Başkan Erdoğan'ın ABD dahil olmak üzere yurtdışına aktardığı herhangi bir varlığının bulunmadığını ifade eden avukat Aydın, Kılıçdaroğlu'nun 'kaçış senaryosu' olarak gösterdiği vakıflara gönderilen tutarların çaldın amaçları doğrultusunda yurt inşaatı için ve diğer hayır faaliyetleri için gönderildiğini aktardı. Dilekçede, "Sayın Cumhurbaşkanımızın ABD dahil olmak üzere yurt dışına aktardığı herhangi bir varlığı bulunmamaktadır. Ayrıca Vakıf malları hem ABD hukuku açısından hem de Türk hukuku açısından ancak Vakfın amaçları için kullanılabilmektedir. Kişisel amaçlar için kullanılamayan bu malları "kaçış senaryosunun" parçası olarak göstermek aklı selim bir muhakemenin ürünü olarak da değerlendirilemez.

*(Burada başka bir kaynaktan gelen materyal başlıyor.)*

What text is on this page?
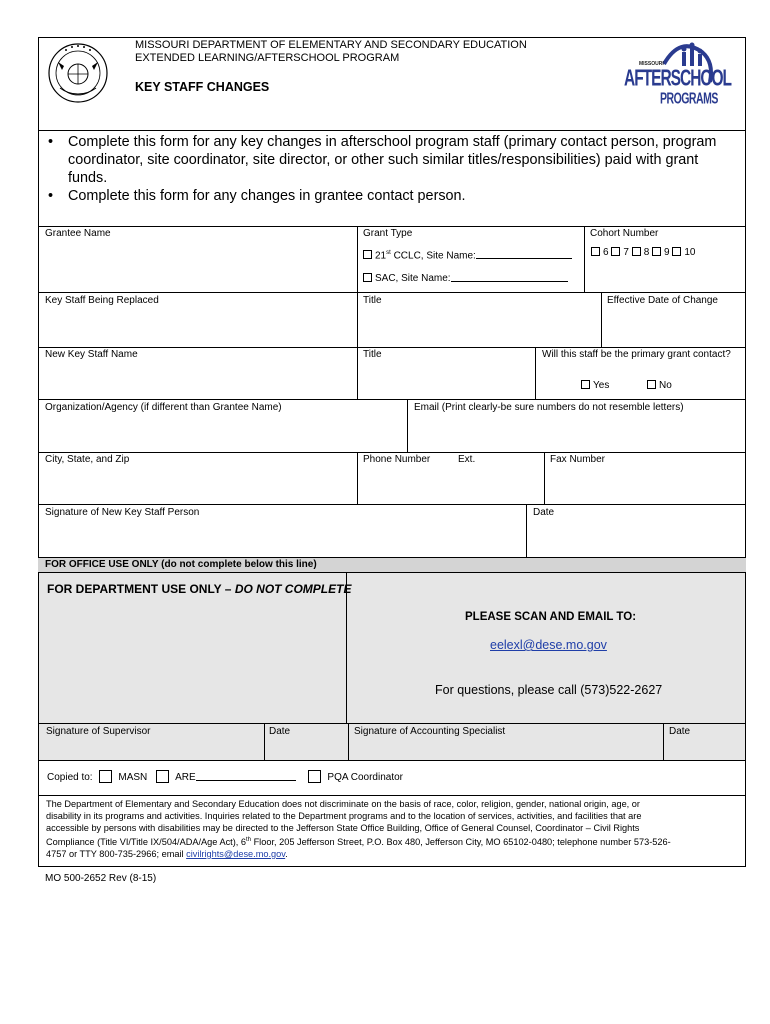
MISSOURI DEPARTMENT OF ELEMENTARY AND SECONDARY EDUCATION
EXTENDED LEARNING/AFTERSCHOOL PROGRAM
KEY STAFF CHANGES
MISSOURI
AFTERSCHOOL
PROGRAMS
• Complete this form for any key changes in afterschool program staff (primary contact person, program coordinator, site coordinator, site director, or other such similar titles/responsibilities) paid with grant funds.
• Complete this form for any changes in grantee contact person.
Grantee Name	Grant Type	Cohort Number
21st CCLC, Site Name:
SAC, Site Name:
6 7 8 9 10
Key Staff Being Replaced	Title	Effective Date of Change
New Key Staff Name	Title	Will this staff be the primary grant contact?
Yes	No
Organization/Agency (if different than Grantee Name)	Email (Print clearly-be sure numbers do not resemble letters)
City, State, and Zip	Phone Number	Ext.	Fax Number
Signature of New Key Staff Person	Date
FOR OFFICE USE ONLY (do not complete below this line)
FOR DEPARTMENT USE ONLY – DO NOT COMPLETE
PLEASE SCAN AND EMAIL TO:
eelexl@dese.mo.gov
For questions, please call (573)522-2627
Signature of Supervisor	Date	Signature of Accounting Specialist	Date
Copied to:	MASN	ARE	PQA Coordinator
The Department of Elementary and Secondary Education does not discriminate on the basis of race, color, religion, gender, national origin, age, or
disability in its programs and activities. Inquiries related to the Department programs and to the location of services, activities, and facilities that are
accessible by persons with disabilities may be directed to the Jefferson State Office Building, Office of General Counsel, Coordinator – Civil Rights
Compliance (Title VI/Title IX/504/ADA/Age Act), 6th Floor, 205 Jefferson Street, P.O. Box 480, Jefferson City, MO 65102-0480; telephone number 573-526-
4757 or TTY 800-735-2966; email civilrights@dese.mo.gov.
MO 500-2652 Rev (8-15)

Kaldı ki adı geçen Vakıflar tarafından yapılan basın açıklamalarından anlaşılacağı üzere, ABD'de bulunan Vakfa gönderilen tutarlar, yine Vakfın amaçları doğrultusunda yurt inşaatı için ve diğer hayır faaliyetleri için gönderilmiştir. Davalının Cumhurbaşkanımızın "kaçağına yönelik iddiası" da deli saçması bir iddiadan öte bir anlam taşımamaktadır. En son 15 Temmuz gecesinde FETÖ'cü teröristler tarafından ortaya atılan bu iddianın sahiplerinin bugün hangi ülkeye kaçtıkları dahi bilinmemektedir.
Davalının konuşmasının bütününe bakıldığında esas maksadı, demokratik seçimle iş başına gelen ve halen görevde bulunan Sayın Cumhurbaşkanımızın kaçacağı iddiası üzerinden kaos oluşturmak, kamu idaresinin işleyişini felce uğratmaktır" denildi.

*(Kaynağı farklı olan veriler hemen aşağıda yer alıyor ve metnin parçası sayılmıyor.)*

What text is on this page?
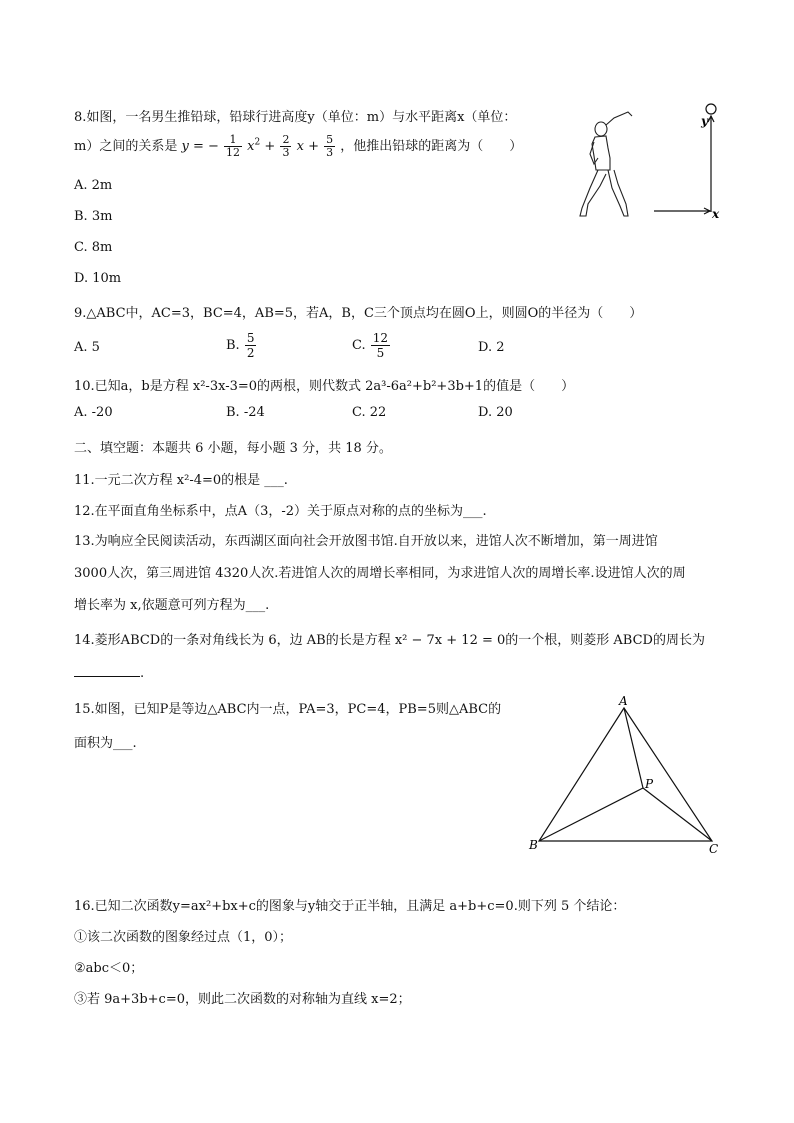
8.如图，一名男生推铅球，铅球行进高度y（单位：m）与水平距离x（单位：
m）之间的关系是 y = − $\frac{1}{12} x^2 + \frac{2}{3}$ $x + \frac{5}{3}$ ，他推出铅球的距离为（　　）
A. 2m
B. 3m
C. 8m
D. 10m
y
x
9.△ABC中，AC=3，BC=4，AB=5，若A，B，C三个顶点均在圆O上，则圆O的半径为（　　）
A. 5	B. $\frac{5}{2}$	C. $\frac{12}{5}$	D. 2
10.已知a，b是方程 x²-3x-3=0的两根，则代数式 2a³-6a²+b²+3b+1的值是（　　）
A. -20	B. -24	C. 22	D. 20
二、填空题：本题共 6 小题，每小题 3 分，共 18 分。
11.一元二次方程 x²-4=0的根是 ___.
12.在平面直角坐标系中，点A（3，-2）关于原点对称的点的坐标为___.
13.为响应全民阅读活动，东西湖区面向社会开放图书馆.自开放以来，进馆人次不断增加，第一周进馆
3000人次，第三周进馆 4320人次.若进馆人次的周增长率相同，为求进馆人次的周增长率.设进馆人次的周
增长率为 x,依题意可列方程为___.
14.菱形ABCD的一条对角线长为 6，边 AB的长是方程 x² − 7x + 12 = 0的一个根，则菱形 ABCD的周长为
.
15.如图，已知P是等边△ABC内一点，PA=3，PC=4，PB=5则△ABC的
面积为___.
A
B	C
P
16.已知二次函数y=ax²+bx+c的图象与y轴交于正半轴，且满足 a+b+c=0.则下列 5 个结论：
①该二次函数的图象经过点（1，0）；
②abc＜0；
③若 9a+3b+c=0，则此二次函数的对称轴为直线 x=2；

"KİŞİLİK HAKLARINA SALDIRIYI ALIŞKANLIK HALİNE GETİRDİ"
Başkan Erdoğan'ın siyasi hayatı ve mücadelesi dikkate alındığında 'yurt dışına kara para aktardığı ve kaçacağı iddiası'nın kişilik haklarına yapılacak en büyük saldırı olduğuna dikkat çeken Avukat Aydın, Kılıçdaroğlu'nun bu durumu alışkanlık haline getirdiğini belirtti. Avukat Aydın dilekçesinde şu ifadelere yer verdi:
"Sayın Cumhurbaşkanımızın siyasi hayatı ve mücadelesi dikkate alındığında "yurt dışına kara para aktardığı ve kaçacağı iddiası" onun kişilik haklarına yapılacak en büyük saldırıdır. Davalının söz konusu mesnetsiz iddiaları nedeniyle Sayın Cumhurbaşkanımızın kişilik hakları, onur şeref ve saygınlığı ağır bir şekilde ihlal edilmiştir. Davalının taraf olduğu Yargıtay kararlarından anlaşılacağı gibi davalı, Sayın Cumhurbaşkanımızın kişilik haklarına saldırmayı alışkanlık haline getirmiştir. Davalı, ifade özgürlüğünün aynı zamanda sorumluluk gerektirdiğinin, bu özgürlüğün sınırları olduğunun, başkalarını kişilik haklarına saygı göstermesi gerektiğinin ya idrakinde değildir ya da idrakinde olarak ifade özgürlüğünü kişilik haklarına saldırmanın bir aracı olarak görmektedir. Her iki ihtimalde de bu tutumun hukuken himaye edilmesi mümkün değildir, Davalının, dava konusu beyanları, ifade özgürlüğünün sınırlarını aşan, kamusal tartışmalara katkı sunma kapasitesi olmayan, Sayın Cumhurbaşkanımızın itibarına zarar veren, siyasi eleştiriden çok kişisel saldırı niteliğinde açıklamalardır."